There is so much on the island that 3 hours is barely enough to take it in. The forts alone are worth a day.

One thing I'd say.. go outside of 'chick' season for the Seaguls. There is EIGHT THOUSAND pairs on the island. It was mental in June, hard hats required because of the parents dive bombing you 











I'll put the fort stuff up in a bit


----------



## klempner69 (Nov 14, 2010)

Tumbles,we had the same hassle on Steepholme in july with the gulls dive-bombing..its not funny for sure.We picked a day when the swell was big fun..Chelle spent the ride out with her head in a bin.


----------



## Foxylady (Nov 14, 2010)

Awwww...fluffballs.  We get them on the roofs here and when they get older most of them fall off during their first try-outs. But when they take their proper maiden flights from the ground they sometimes fly into the windows due to the reflection. I've had two broken windows from beaky break-ins!


----------



## klempner69 (Nov 14, 2010)

Foxylady said:


> Awwww...fluffballs.  We get them on the roofs here and when they get older most of them fall off during their first try-outs. But when they take their proper maiden flights from the ground they sometimes fly into the windows due to the reflection. I've had two broken windows from beaky break-ins!

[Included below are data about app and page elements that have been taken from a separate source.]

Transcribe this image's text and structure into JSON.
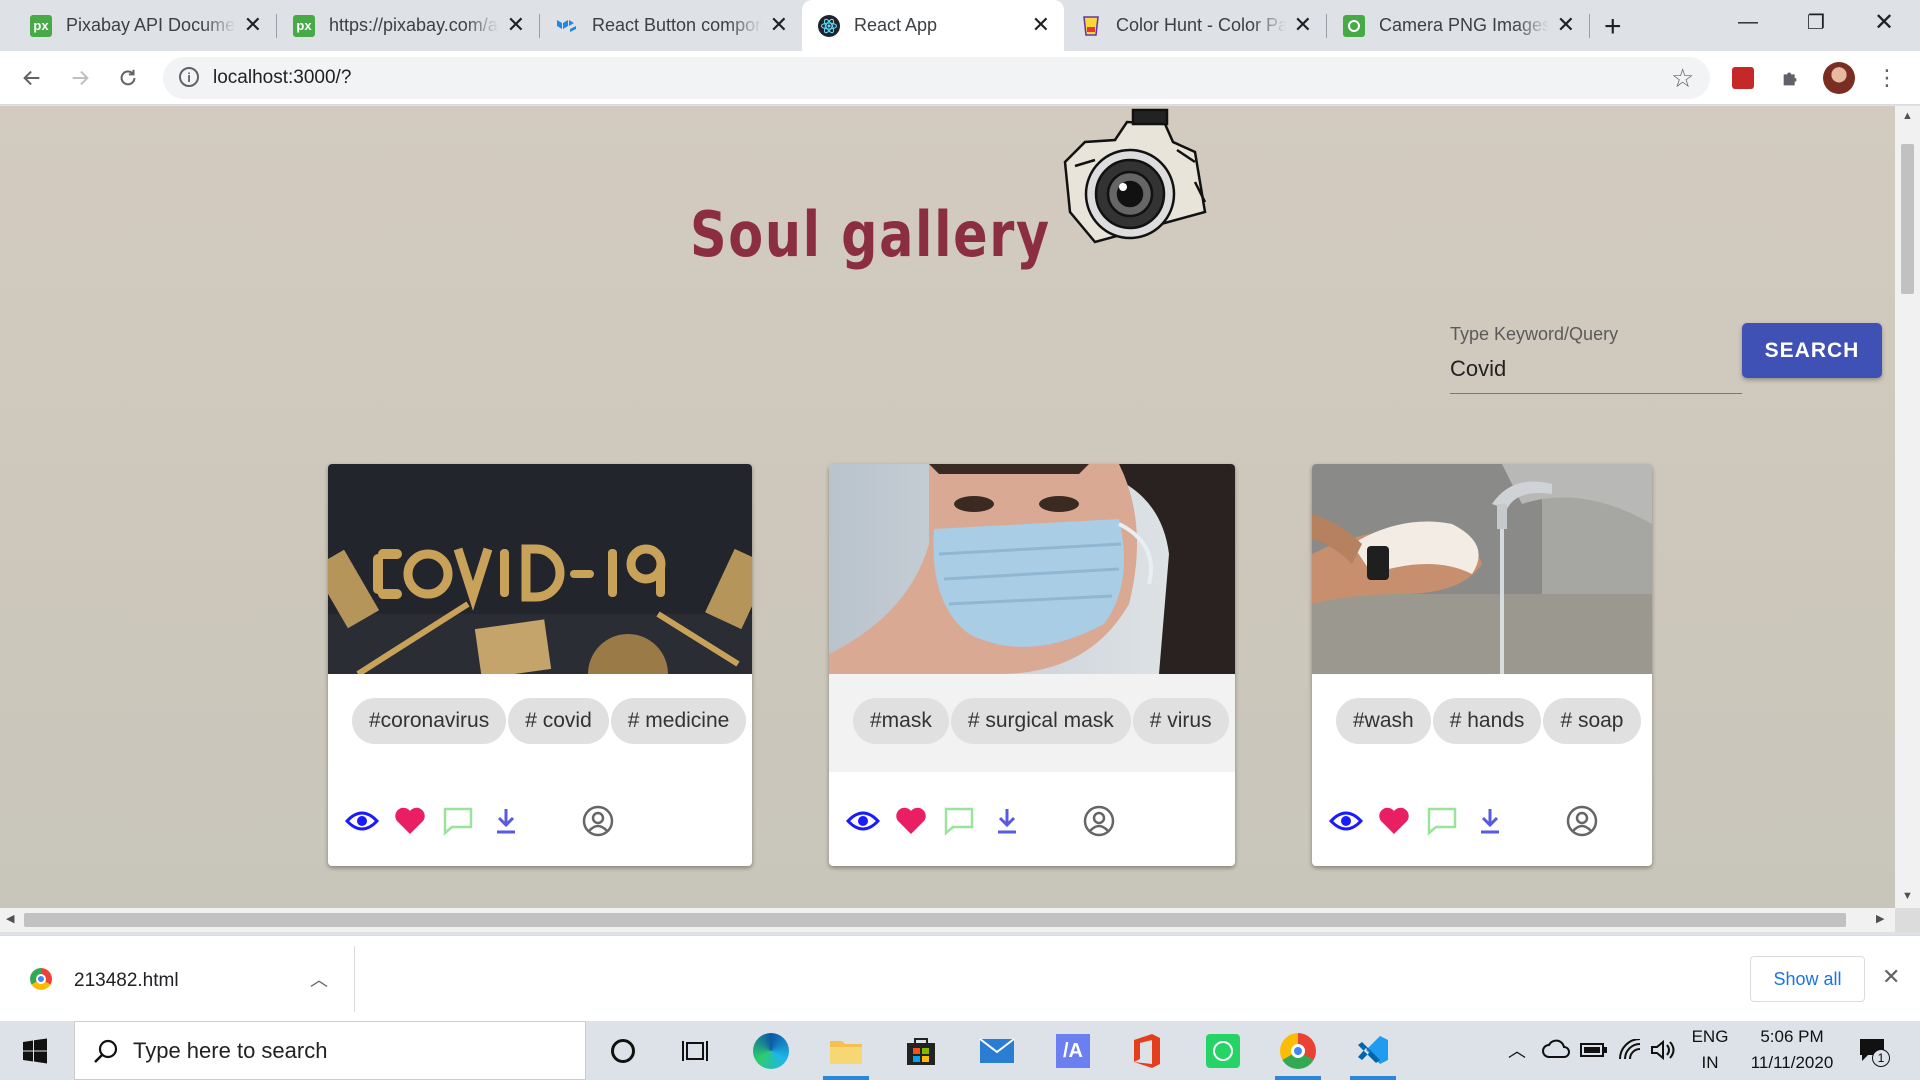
{
  "browser": {
    "tabs": [
      {
        "title": "Pixabay API Documentation",
        "icon": "pixabay-icon",
        "active": false
      },
      {
        "title": "https://pixabay.com/api/",
        "icon": "pixabay-icon",
        "active": false
      },
      {
        "title": "React Button component",
        "icon": "mui-icon",
        "active": false
      },
      {
        "title": "React App",
        "icon": "react-icon",
        "active": true
      },
      {
        "title": "Color Hunt - Color Palettes",
        "icon": "colorhunt-icon",
        "active": false
      },
      {
        "title": "Camera PNG Images",
        "icon": "pngtree-icon",
        "active": false
      }
    ],
    "url": "localhost:3000/?"
  },
  "app": {
    "title": "Soul gallery",
    "search": {
      "label": "Type Keyword/Query",
      "value": "Covid",
      "button": "SEARCH"
    },
    "cards": [
      {
        "image": "covid-19 letters made of pills",
        "tags": [
          "#coronavirus",
          "# covid",
          "# medicine"
        ]
      },
      {
        "image": "woman wearing surgical mask",
        "tags": [
          "#mask",
          "# surgical mask",
          "# virus"
        ]
      },
      {
        "image": "washing hands with soap",
        "tags": [
          "#wash",
          "# hands",
          "# soap"
        ]
      }
    ],
    "colors": {
      "title": "#8b2e42",
      "accent": "#3f51b5",
      "heart": "#e91e63",
      "eye": "#1a1aff",
      "comment": "#9be39b",
      "download": "#5a5ae0"
    }
  },
  "downloads": {
    "file": "213482.html",
    "show_all": "Show all"
  },
  "taskbar": {
    "search_placeholder": "Type here to search",
    "lang": "ENG",
    "region": "IN",
    "time": "5:06 PM",
    "date": "11/11/2020",
    "notif_count": "1"
  }
}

But you live in Debn and have real gulls..the swine we have up here live on the rubbish tip,but have to say I still love to hear their squawks..reminds me of the seaside.


----------



## tommo (Nov 14, 2010)

i know stu would be on this as soon as i saw the post, spungletrumpet did this in the summer this year for a long weekend of camping on the island, he really enjoyed it as well

great looking place this and i also cant wait for a weekend up there in the summer next year


----------



## hydealfred (Nov 14, 2010)

klempner69 said:


> But you live in Debn and have real gulls..the swine we have up here live on the rubbish tip,but have to say I still love to hear their squawks..reminds me of the seaside.



I have been in St Ives Cornwall this weekend and all the gulls do here is dive bomb anyone who is walking along the harbour and steal their ice creams and pasties. Quite amusing to watch but not if you are on the receiving end


----------



## BahrainPete (Nov 15, 2010)

I absolutely love it, something quite different there. I presume (and hope) that there are no plans to demolish it. Well done....


----------



## spungletrumpet (Nov 15, 2010)

tommo said:


> i know stu would be on this as soon as i saw the post, spungletrumpet did this in the summer this year for a long weekend of camping on the island, he really enjoyed it as well



I highly recommend camping there for a few days. There's so many little nooks and crannies on the island to be explored! 
The gulls aren't so bad once you get used to them (and they get used to you) either. 

Thanks for sharing your photos Tumbles!


----------



## nij4829 (Nov 15, 2010)

This is one place I am desperate to go. I do agree a camping trip is the best way to view it all


----------